Results in monkeys encouraging; studies on humans to be expanded
By MARILYNN MARCHIONE / Associated Press
ATLANTA, Georgia – Twenty-five years after the first AIDS cases jolted the world, scientists think they soon may have a pill that people could take to keep from getting the virus that causes the global killer.
Two drugs already used to treat HIV infection have shown such promise at preventing it in monkeys that officials last week said they will expand early tests in healthy high-risk people.
"This is the first thing I've seen at this point that I think really could have a prevention impact," said Thomas Folks, a federal scientist since the earliest days of AIDS. "If it works, it could be distributed quickly and could blunt the epidemic."
Condoms and counseling alone have not been enough. HIV spreads to 10 people every minute, 5 million every year. A vaccine remains the best hope, but none is in sight.
If larger tests show the drugs work, they could be given to people at highest risk of HIV – from gay men in American cities to women in Africa who get the virus from their partners.
The drugs are tenofovir (Viread) and emtricitabine, or FTC (Emtriva). They are sold in combination as Truvada by Gilead Sciences Inc., a California company best known for inventing Tamiflu, a drug showing promise against bird flu.
Unlike vaccines, which work through the immune system – the very thing HIV destroys – these drugs simply keep the virus from reproducing.
They are already used to prevent infection in health care workers accidentally exposed to HIV and in babies whose pregnant mothers receive them.
Signs of success
Taking the drugs daily or weekly before exposure to the virus – the time frame isn't known yet – may keep it from taking hold, just as taking malaria drugs in advance can prevent that disease when someone is bitten by an infected mosquito, scientists believe.
The results in monkeys suggest they are right. Specifically, six macaques were given the drugs and then given a deadly combination of monkey and human AIDS viruses.
Despite 14 weekly doses of the virus, none of the monkeys became infected. In another group of monkeys, which didn't get the drugs, all but one were infected, typically after two exposures.
"Seeing complete protection is very promising," said Walid Heneine, a scientist from the Centers for Disease Control and Prevention working on the study.
What happened next, when scientists quit giving the drugs, was equally exciting.
"We wanted to see, was the drug holding the virus down so we didn't detect it," or was it truly preventing infection, said Dr. Folks, head of the CDC's HIV research lab. It turned out to be the latter. "We're now four months following the animals with no drug, no virus. They're uninfected and healthy."
Years of previous monkey studies using tenofovir alone had shown partial protection.
The scientists thought to add the second drug, FTC, when Gilead's combination pill, Truvada, came on the market last year.
The results, announced at a scientific meeting last month in Denver, so electrified the field that private and government funding sources have been looking at ways to expand human testing.
This approach wasn't tried sooner because AIDS drugs had side effects and risks unacceptable for uninfected people, said Dr.
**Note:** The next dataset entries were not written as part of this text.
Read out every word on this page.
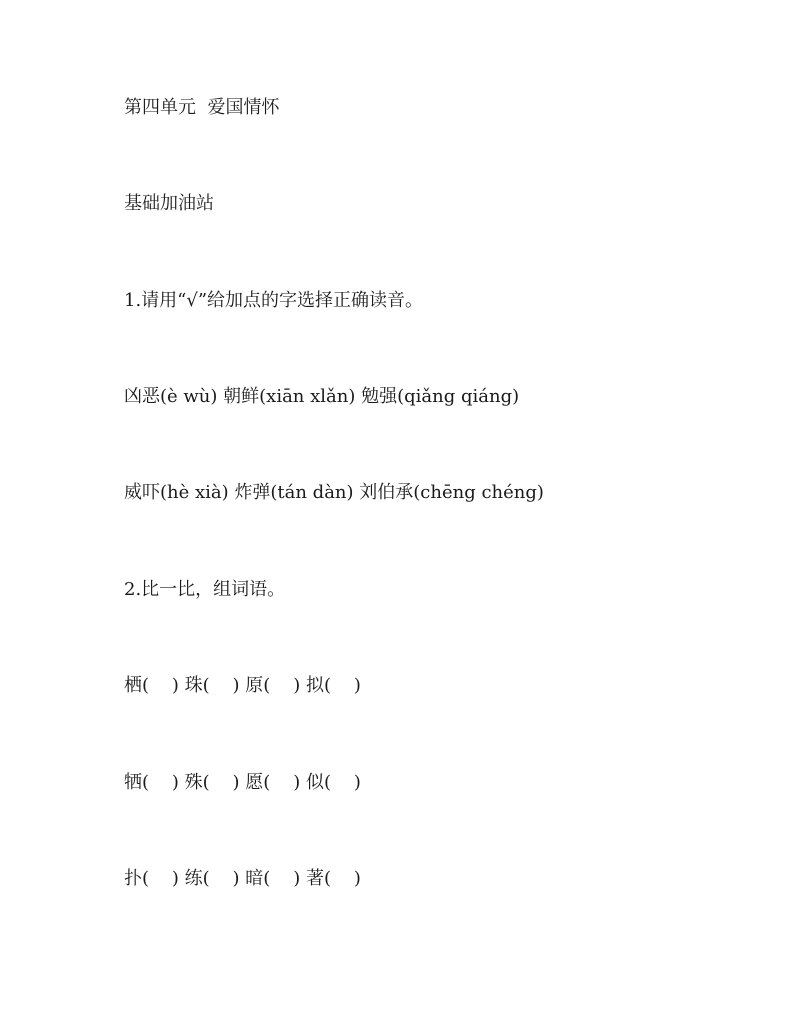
第四单元  爱国情怀
基础加油站
1.请用“√”给加点的字选择正确读音。
凶恶(è wù) 朝鲜(xiān xlǎn) 勉强(qiǎng qiáng)
威吓(hè xià) 炸弹(tán dàn) 刘伯承(chēng chéng)
2.比一比，组词语。
栖(    ) 珠(    ) 原(    ) 拟(    )
牺(    ) 殊(    ) 愿(    ) 似(    )
扑(    ) 练(    ) 暗(    ) 著(    )
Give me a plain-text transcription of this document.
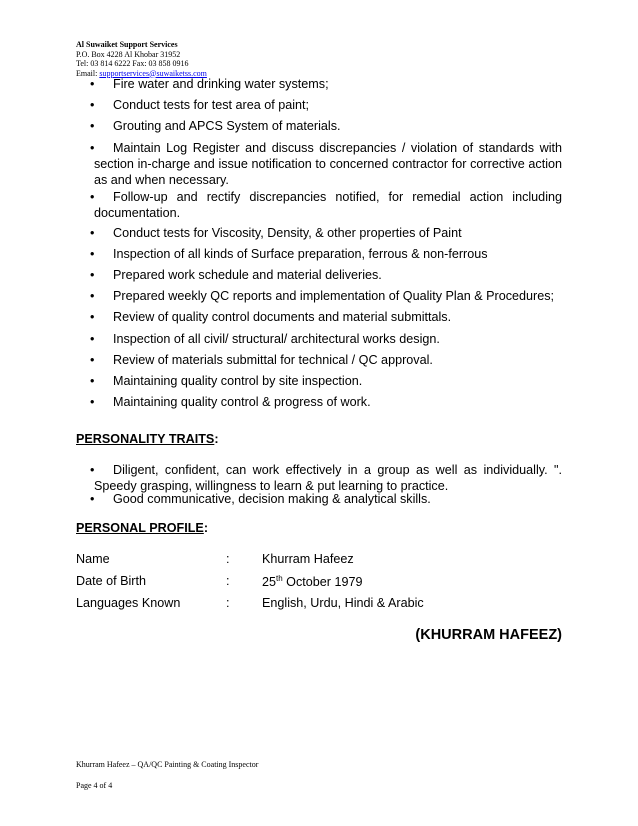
Al Suwaiket Support Services
P.O. Box 4228 Al Khobar 31952
Tel: 03 814 6222 Fax: 03 858 0916
Email: supportservices@suwaiketss.com
•	Fire water and drinking water systems;
•	Conduct tests for test area of paint;
•	Grouting and APCS System of materials.
•	Maintain Log Register and discuss discrepancies / violation of standards with section in-charge and issue notification to concerned contractor for corrective action as and when necessary.
•	Follow-up and rectify discrepancies notified, for remedial action including documentation.
•	Conduct tests for Viscosity, Density, & other properties of Paint
•	Inspection of all kinds of Surface preparation, ferrous & non-ferrous
•	Prepared work schedule and material deliveries.
•	Prepared weekly QC reports and implementation of Quality Plan & Procedures;
•	Review of quality control documents and material submittals.
•	Inspection of all civil/ structural/ architectural works design.
•	Review of materials submittal for technical / QC approval.
•	Maintaining quality control by site inspection.
•	Maintaining quality control & progress of work.
PERSONALITY TRAITS:
•	Diligent, confident, can work effectively in a group as well as individually. ". Speedy grasping, willingness to learn & put learning to practice.
•	Good communicative, decision making & analytical skills.
PERSONAL PROFILE:
Name	:	Khurram Hafeez
Date of Birth	:	25th October 1979
Languages Known	:	English, Urdu, Hindi & Arabic
(KHURRAM HAFEEZ)
Khurram Hafeez – QA/QC Painting & Coating Inspector
Page 4 of 4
Mary Fanning, director of prevention research at the National Institute of Allergy and Infectious Diseases.
Tenofovir changed that when it came on the market in 2001. It is potent, safe, can be taken just once a day, doesn't interact with other medicines or birth control pills, and leads to less drug resistance than other AIDS medications.
The CDC last year launched $19 million worth of studies on it in drug users in Thailand, heterosexual men and women in Botswana, and gay men in Atlanta and San Francisco.
A third U.S. city, not yet identified, will be added, the CDC announced last week.
Because of the new monkey results, the Botswana study will be switched to the drug combination; the others are well under way with tenofovir alone.
Farthest along is a study of 400 heterosexual women in Ghana by Family Health Initiative. The Bill and Melinda Gates Foundation funded it and others in Cambodia, Nigeria, Cameroon and Malawi, but the rest were doomed by rumors, including fears that scientists wanted to deliberately expose people to HIV or that participants who got infected might not have access to treatment.
Such problems are "part of the HIV-prevention landscape" in many countries, said Dr. Helene Gayle, who formerly oversaw AIDS research for the Gates Foundation.
The cost
Expense also could limit the drugs. Gilead donated them for the studies and sells them in poor countries at cost – 57 cents a pill for tenofovir and 87 cents for Truvada, the combination drug. In the U.S., wholesale costs are $417 for a month of tenofovir and $650 for Truvada.
Still, health officials hope the drugs could fill an important gap.
"If you're in an area where there's a really high HIV incidence, something that's even 40 percent effective could have a huge impact," said Dr. Lynn Paxton, team leader for the project at the CDC.
In the Atlanta labs where scientists are still minding the monkeys, "the level of enthusiasm is pretty high," Dr. Heneine said. "This is very promising. For us to be involved in a potential solution to the big HIV crisis and pandemic is very exciting."